The cost of money and inflation
Another variable is inflation, which entered 2026 at 15.10% and crept to 15.93% by May, moving in the wrong way. More striking was food inflation, which nearly doubled from 8.89% in January to 16.96% by May. For households whose food consumes the highest part of monthly spending.
The benchmark rate was first lowered by the CBN from 27.00% in January to 26.50% in February before being maintained. H1's easing was limited to only one 50 basis point reduction.
The price of that caution was instantly apparent.
Savings deposit rates sat at just 7.24% against inflation of 15.93%, meaning Nigerians saving money in the bank were losing buying power every month.

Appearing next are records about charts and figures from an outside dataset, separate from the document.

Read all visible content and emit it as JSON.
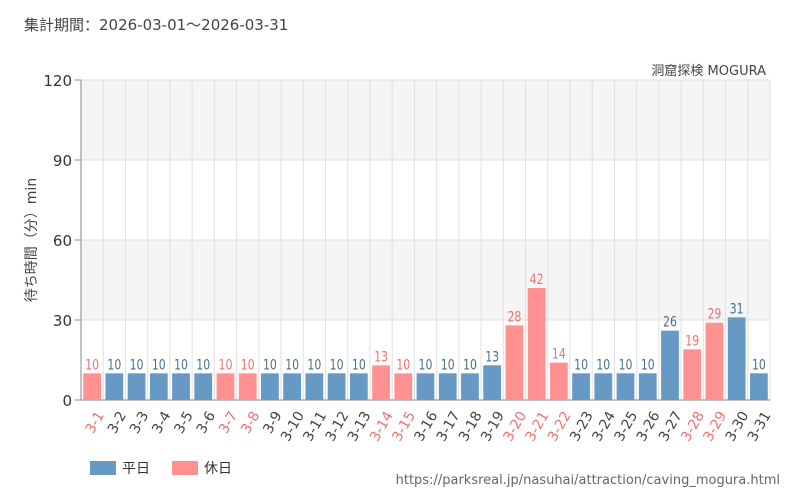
{
  "header": {
    "period_title": "集計期間：2026-03-01～2026-03-31",
    "attraction_name": "洞窟探検 MOGURA"
  },
  "footer": {
    "source_url": "https://parksreal.jp/nasuhai/attraction/caving_mogura.html"
  },
  "colors": {
    "weekday": "#6699c4",
    "holiday": "#ff9190",
    "holiday_label": "#f07070",
    "weekday_label": "#4a6e8c",
    "band": "#f5f5f5",
    "grid": "#e0e0e0"
  },
  "chart_data": {
    "type": "bar",
    "ylabel": "待ち時間（分）min",
    "ylim": [
      0,
      120
    ],
    "yticks": [
      0,
      30,
      60,
      90,
      120
    ],
    "grid": true,
    "legend_position": "bottom-left",
    "legend": [
      {
        "key": "weekday",
        "label": "平日"
      },
      {
        "key": "holiday",
        "label": "休日"
      }
    ],
    "categories": [
      "3-1",
      "3-2",
      "3-3",
      "3-4",
      "3-5",
      "3-6",
      "3-7",
      "3-8",
      "3-9",
      "3-10",
      "3-11",
      "3-12",
      "3-13",
      "3-14",
      "3-15",
      "3-16",
      "3-17",
      "3-18",
      "3-19",
      "3-20",
      "3-21",
      "3-22",
      "3-23",
      "3-24",
      "3-25",
      "3-26",
      "3-27",
      "3-28",
      "3-29",
      "3-30",
      "3-31"
    ],
    "values": [
      10,
      10,
      10,
      10,
      10,
      10,
      10,
      10,
      10,
      10,
      10,
      10,
      10,
      13,
      10,
      10,
      10,
      10,
      13,
      28,
      42,
      14,
      10,
      10,
      10,
      10,
      26,
      19,
      29,
      31,
      10
    ],
    "day_type": [
      "holiday",
      "weekday",
      "weekday",
      "weekday",
      "weekday",
      "weekday",
      "holiday",
      "holiday",
      "weekday",
      "weekday",
      "weekday",
      "weekday",
      "weekday",
      "holiday",
      "holiday",
      "weekday",
      "weekday",
      "weekday",
      "weekday",
      "holiday",
      "holiday",
      "holiday",
      "weekday",
      "weekday",
      "weekday",
      "weekday",
      "weekday",
      "holiday",
      "holiday",
      "weekday",
      "weekday"
    ]
  }
}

The second half of 2026 will also coincide with the early phases of Nigeria’s 2027 election cycle, bringing another layer of uncertainty. Historically, election seasons have tended to move the attention of policymakers away from economic changes onto political calculations and campaign activities, often reducing the pace of policy implementation and delaying difficult fiscal decisions.
Another area to keep a careful eye on is fiscal execution. Over the past three years, the government's ability to convert ambitious expenditure intentions into real economic activity has been hampered by poor budget implementation.
Therefore, no single event will characterize the second half of 2026. It will depend on how quickly manufacturing, oil, and agriculture can boost GDP growth to levels that regular Nigerians can experience; whether the naira's pillars hold up in the face of outside pressure; and whether government borrowing slows down enough to allow credit for the private sector. and whether policymakers can maintain economic reform momentum as political activity gathers pace ahead of the 2027 elections.